Dans ce contexte, le rapporteur spécial estime que le Parlement n'est pas en situation de procéder à un vote éclairé sur les crédits de la mission. En outre, il y a lieu de s'interroger sur la bonne prise en compte des coûts de la protection temporaire dans les crédits demandés pour la présente mission.


* 15 Directive 2001/55/CE du Conseil du 20 juillet 2001 relative à des normes minimales pour l'octroi d'une protection temporaire en cas d'afflux massif de personnes déplacées et à des mesures tendant à assurer un équilibre entre les efforts consentis par les États membres pour accueillir ces personnes et supporter les conséquences de cet accueil.

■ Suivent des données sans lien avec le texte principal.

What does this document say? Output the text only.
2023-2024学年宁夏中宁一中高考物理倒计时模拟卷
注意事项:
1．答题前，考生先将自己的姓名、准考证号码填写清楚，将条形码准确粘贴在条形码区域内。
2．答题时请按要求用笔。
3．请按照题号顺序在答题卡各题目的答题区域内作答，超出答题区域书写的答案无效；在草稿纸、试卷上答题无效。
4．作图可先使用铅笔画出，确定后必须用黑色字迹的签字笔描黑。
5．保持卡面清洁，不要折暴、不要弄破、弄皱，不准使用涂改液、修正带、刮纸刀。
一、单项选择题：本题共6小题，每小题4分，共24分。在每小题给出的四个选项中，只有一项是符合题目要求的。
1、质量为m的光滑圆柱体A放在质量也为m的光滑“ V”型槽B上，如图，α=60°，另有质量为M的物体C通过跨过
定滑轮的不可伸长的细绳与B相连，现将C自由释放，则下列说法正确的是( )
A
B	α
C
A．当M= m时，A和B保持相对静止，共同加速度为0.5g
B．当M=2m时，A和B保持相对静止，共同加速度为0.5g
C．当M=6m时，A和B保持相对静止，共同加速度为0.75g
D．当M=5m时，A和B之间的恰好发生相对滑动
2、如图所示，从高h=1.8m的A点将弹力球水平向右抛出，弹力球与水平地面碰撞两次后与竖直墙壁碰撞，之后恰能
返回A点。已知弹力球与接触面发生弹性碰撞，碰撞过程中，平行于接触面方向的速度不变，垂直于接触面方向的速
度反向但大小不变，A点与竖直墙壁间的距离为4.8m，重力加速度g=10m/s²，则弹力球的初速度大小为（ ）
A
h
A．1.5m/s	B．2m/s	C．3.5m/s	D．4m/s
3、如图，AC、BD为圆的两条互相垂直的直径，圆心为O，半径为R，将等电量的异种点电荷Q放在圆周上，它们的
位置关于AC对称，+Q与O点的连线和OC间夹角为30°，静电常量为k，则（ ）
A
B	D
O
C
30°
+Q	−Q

* 16 Décision d'exécution UE n° 2022/382 du Conseil du 4 mars 2022 constatant l'existence d'un afflux massif de personnes déplacées en provenance d'Ukraine, au sens de l'article 5 de la directive 2001/55/CE, et ayant pour effet d'introduire une protection temporaire.

* 17 Instruction NOR: INTV2208085J du ministre de l'intérieur, du ministre des solidarités et de la santé, de la ministre déléguée auprès de la ministre de la transition écologique, chargée du logement et de la ministre déléguée auprès du ministre de l'intérieur, chargée de la citoyenneté.